Jenkins, a 1965 graduate of DeKalb High School, has been in the acting business for many years now – more than 50 if you count the handful of lines he had in a DHS production of “The Madwoman of Chaillot.”
Many TV shows, movies and an Oscar nomination later, Jenkins, 68, snagged his first major acting award for outstanding lead actor in a miniseries for his role in “Olive Kitteridge,” an HBO miniseries that aired last fall. Jenkins played Henry Kitteridge, a pharmacy owner and the husband of the titular character (played by Frances McDormand) in a fictional Maine town.
He was in good company, as “Olive Kitteridge” won seven Primetime Emmys that night, including ones by series actors McDormand and Bill Murray, as well as nods for writing, directing, casting and editing.
“It felt really good,” Jenkins said. “I have to say, for Frances McDormand, this was her baby. She bought the rights to the book. It was a lot of work to get things on the air.”
The Egyptian Theatre on Second Street reveled in having a DeKalb native take home such a big prize. For about a week after his win, the theater marquee honored Jenkins, and the marquee also congratulated Jenkins when he was nominated, but didn’t win, in 2009 for his role in “The Visitor.”
“I grew up to going to the Egyptian,” Jenkins said. “We went to the Egyptian and DeKalb Theater every weekend.

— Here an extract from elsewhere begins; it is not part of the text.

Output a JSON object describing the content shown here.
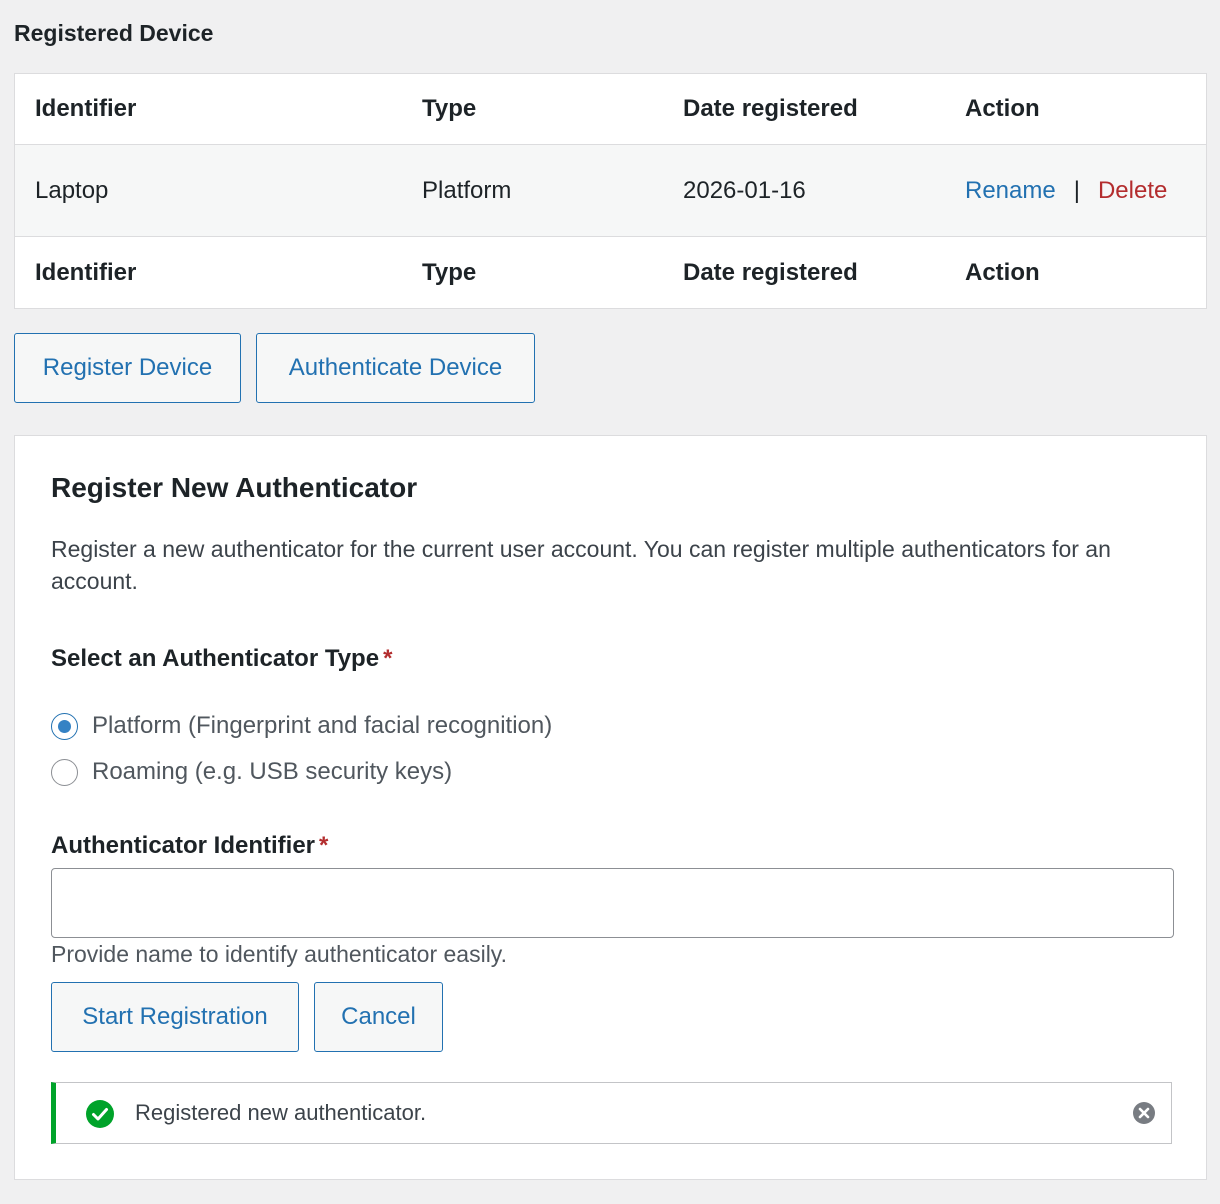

It didn’t matter what was playing. That’s how I saw the world, through the movies. I just love the place. My friends worked there.”
Jenkins said his theater-going experience in DeKalb made him want to be an actor, but that career path didn’t take off until his sophomore year of college at Illinois Wesleyan.
Jenkins hasn’t lost sight of his love for the Egyptian. A few years ago, he donated to an effort to replace the seats, and he continues to stay in touch and even occasionally visit, Egyptian Theatre Executive Director Alex Nerad said.
“Obviously, it’s exciting for a DeKalb native to have such huge success on that level,” he said. “He’s long overdue for an award like that. He’s an incredible actor with a long and impressive career.”
That career includes many movies and TV shows, including the dead patriarch of the Fisher family in the long-running HBO series “Six Feet Under,” as well as roles in films including “Friends with Benefits,” “Eat Pray Love,” “Jack Reacher,” “Let Me In,” “The Rum Diary,” “White House Down,” the upcoming “LBJ” and “Cabin in the Woods,” a 2012 horror satire.
“It was a blast,” Jenkins said about working on the 2012 horror comedy. “(Director) Joss Whedon is incredibly imaginative and gifted. I think (the film’s writer) Drew Goddard is going to have a huge future. I love that guy. I respect him enormously.”
Jenkins returned to DeKalb this year to celebrate his 50th high school reunion and as he gets older, he said, it’s been important to keep his DeKalb roots intact.
“I’ve been more in touch the last few years than the early days,” Jenkins said. “I don’t know why. Maybe you start to look at life more as you get older, and realize how important that time was to who you are now.”